Inzwischen hat der anlässlich des 100. Geburtstag des Leuchtturms im Jahr 2004 gegründete Förderverein Balje Leuchtturm rund 80 Mitglieder. Etwa die Hälfte der Vereinsmitglieder ist aktiv im Leuchtturmdienst, sie betreuen Besucher und erklären alles Wissenswerte zu diesem historischen Seezeichen. Die Gäste auf dem Turm, Einheimische wie Touristen, kommen schnell ins Schwärmen von der faszinierenden Aussicht von der etwa 15 Meter über dem Elbspiegel liegenden Leuchtturm-Galerie. Wenn dann noch Container oder Luxusliner, Segler oder eine alte Dampf-Segelyacht am Turm vorüberfahren, ist das Erlebnis der Turmbesucher perfekt.
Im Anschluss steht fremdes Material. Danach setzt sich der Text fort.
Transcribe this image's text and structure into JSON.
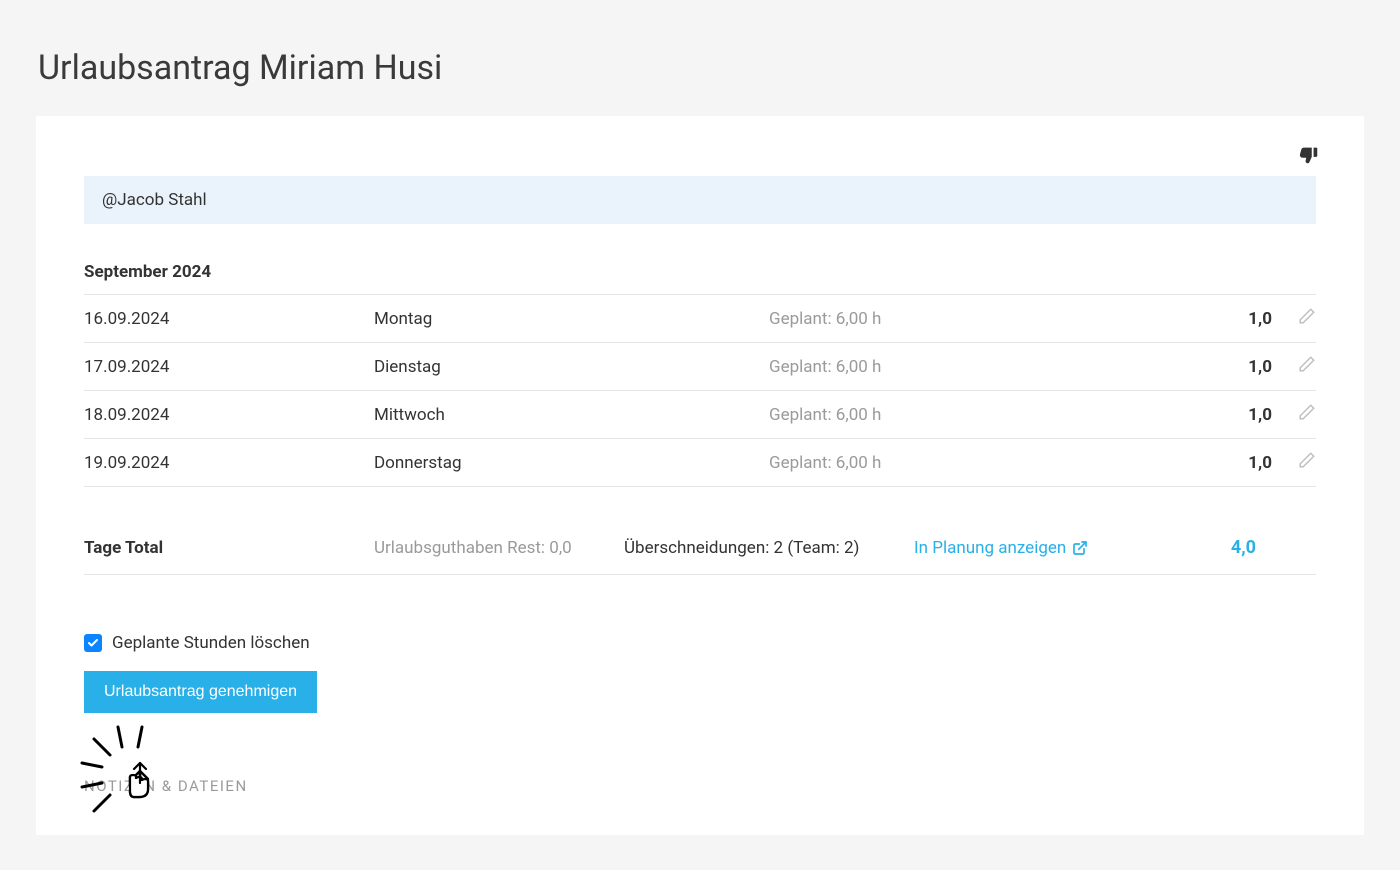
{
  "pageTitle": "Urlaubsantrag Miriam Husi",
  "mention": "@Jacob Stahl",
  "monthHeader": "September 2024",
  "days": [
    {
      "date": "16.09.2024",
      "weekday": "Montag",
      "planned": "Geplant: 6,00 h",
      "value": "1,0"
    },
    {
      "date": "17.09.2024",
      "weekday": "Dienstag",
      "planned": "Geplant: 6,00 h",
      "value": "1,0"
    },
    {
      "date": "18.09.2024",
      "weekday": "Mittwoch",
      "planned": "Geplant: 6,00 h",
      "value": "1,0"
    },
    {
      "date": "19.09.2024",
      "weekday": "Donnerstag",
      "planned": "Geplant: 6,00 h",
      "value": "1,0"
    }
  ],
  "totals": {
    "label": "Tage Total",
    "rest": "Urlaubsguthaben Rest: 0,0",
    "overlap": "Überschneidungen: 2 (Team: 2)",
    "planningLink": "In Planung anzeigen",
    "total": "4,0"
  },
  "checkboxLabel": "Geplante Stunden löschen",
  "approveButton": "Urlaubsantrag genehmigen",
  "notesHeader": "NOTIZEN & DATEIEN"
}
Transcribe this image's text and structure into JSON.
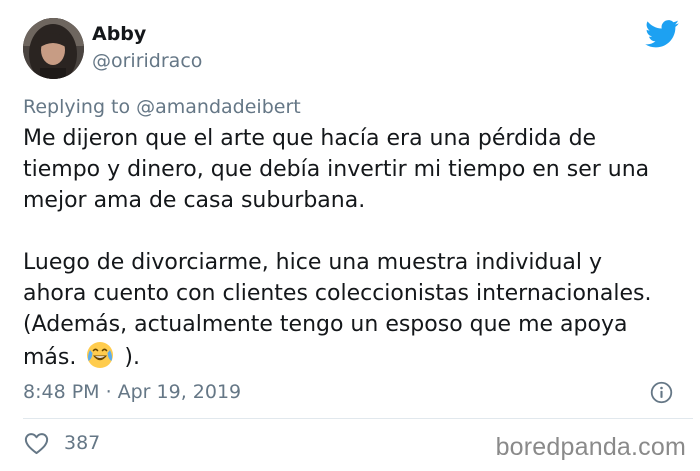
{
  "author": {
    "name": "Abby",
    "handle": "@oriridraco"
  },
  "reply": {
    "prefix": "Replying to",
    "handle": "@amandadeibert"
  },
  "tweet": {
    "lines_p1": [
      "Me dijeron que el arte que hacía era una pérdida de",
      "tiempo y dinero, que debía invertir mi tiempo en ser una",
      "mejor ama de casa suburbana."
    ],
    "lines_p2": [
      "Luego de divorciarme, hice una muestra individual y",
      "ahora cuento con clientes coleccionistas internacionales.",
      "(Además, actualmente tengo un esposo que me apoya"
    ],
    "last_line_before_emoji": "más.",
    "emoji": "face-with-tears-of-joy",
    "last_line_after_emoji": ")."
  },
  "meta": {
    "time": "8:48 PM",
    "separator": "·",
    "date": "Apr 19, 2019"
  },
  "stats": {
    "likes": "387"
  },
  "watermark": "boredpanda.com",
  "icons": {
    "brand": "twitter-bird-icon",
    "info": "info-icon",
    "like": "heart-icon"
  },
  "colors": {
    "twitter_blue": "#1DA1F2",
    "secondary_text": "#657786",
    "primary_text": "#14171A",
    "divider": "#E1E8ED"
  }
}
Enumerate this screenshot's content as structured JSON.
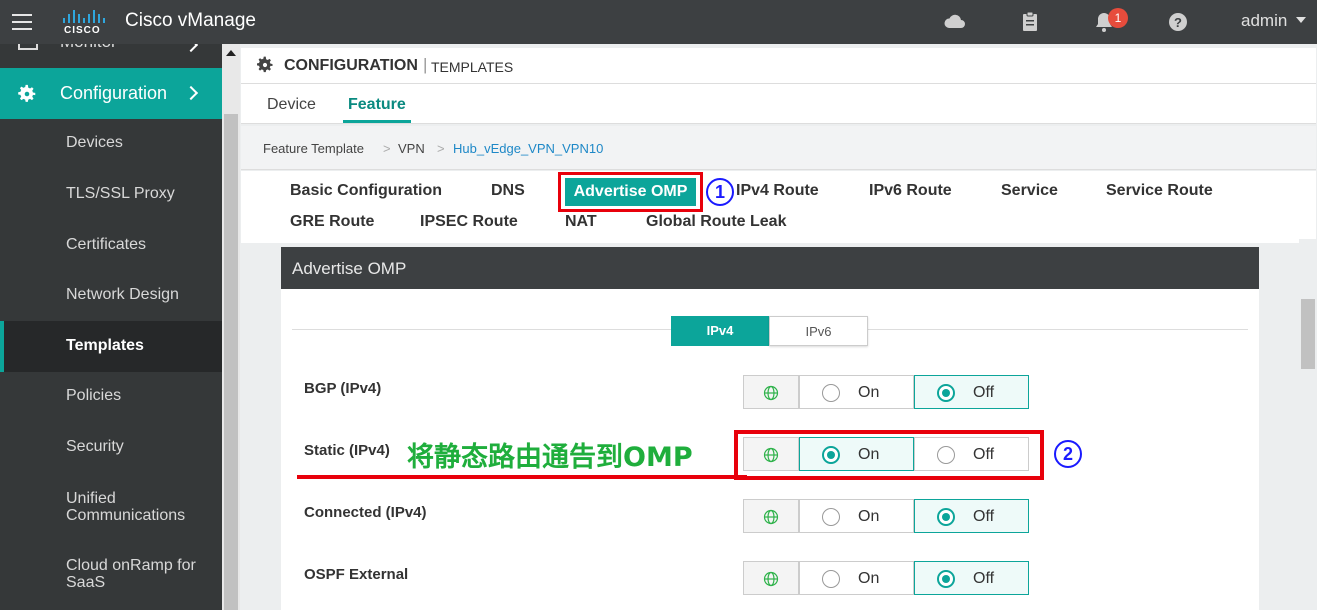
{
  "app": {
    "brand": "Cisco vManage",
    "logo_text": "CISCO",
    "notification_count": "1",
    "user": "admin"
  },
  "sidebar": {
    "monitor_label": "Monitor",
    "config_label": "Configuration",
    "items": [
      {
        "label": "Devices"
      },
      {
        "label": "TLS/SSL Proxy"
      },
      {
        "label": "Certificates"
      },
      {
        "label": "Network Design"
      },
      {
        "label": "Templates"
      },
      {
        "label": "Policies"
      },
      {
        "label": "Security"
      },
      {
        "label": "Unified Communications"
      },
      {
        "label": "Cloud onRamp for SaaS"
      }
    ]
  },
  "header": {
    "title": "CONFIGURATION",
    "separator": "|",
    "subtitle": "TEMPLATES"
  },
  "tabs": [
    {
      "label": "Device"
    },
    {
      "label": "Feature"
    }
  ],
  "breadcrumb": {
    "items": [
      "Feature Template",
      "VPN",
      "Hub_vEdge_VPN_VPN10"
    ],
    "separator": ">"
  },
  "section_tabs": {
    "row1": [
      "Basic Configuration",
      "DNS",
      "Advertise OMP",
      "IPv4 Route",
      "IPv6 Route",
      "Service",
      "Service Route"
    ],
    "row2": [
      "GRE Route",
      "IPSEC Route",
      "NAT",
      "Global Route Leak"
    ]
  },
  "annotations": {
    "marker1": "1",
    "marker2": "2",
    "note": "将静态路由通告到OMP"
  },
  "panel": {
    "title": "Advertise OMP",
    "ip_toggle": [
      "IPv4",
      "IPv6"
    ],
    "rows": [
      {
        "label": "BGP (IPv4)",
        "on": "On",
        "off": "Off"
      },
      {
        "label": "Static (IPv4)",
        "on": "On",
        "off": "Off"
      },
      {
        "label": "Connected (IPv4)",
        "on": "On",
        "off": "Off"
      },
      {
        "label": "OSPF External",
        "on": "On",
        "off": "Off"
      }
    ]
  },
  "colors": {
    "accent": "#0ca59a",
    "topbar": "#3d4042",
    "sidebar": "#353839",
    "annotation_red": "#e8000b",
    "annotation_green": "#1fae3c",
    "annotation_blue": "#1a1aff"
  },
  "icons": [
    "hamburger-icon",
    "cisco-logo",
    "cloud-icon",
    "clipboard-icon",
    "bell-icon",
    "help-icon",
    "caret-down-icon",
    "monitor-icon",
    "gear-icon",
    "chevron-right-icon",
    "globe-icon"
  ]
}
"Wir wussten nicht, dass es in den Innenräumen des Leuchtturms so interessante Ausstellungen gibt", sagt Rüdiger Weiß aus Calden bei Kassel. Vom Campingplatz Krautsand sind er und seine Frau zum Leuchtturm geradelt. "Die grandiose Aussicht auf die Elbe und die großen Schiffe waren Anlass unseres Besuches", sagt Weiß, der nun Feuer und Flamme für die Ausstellung der historischen Leuchtturmtechnik ist. Norbert und Christel Dirks vom Förderverein erklären, wie der Alte Leuchtturm 1904 als Leit und Quermarkenfeuer mit Petroleum-Glühlicht gezündet wurde. Alle vier Stunden musste der Leuchtturmwärter das Uhrwerk für das Kennungslicht von Hand aufziehen.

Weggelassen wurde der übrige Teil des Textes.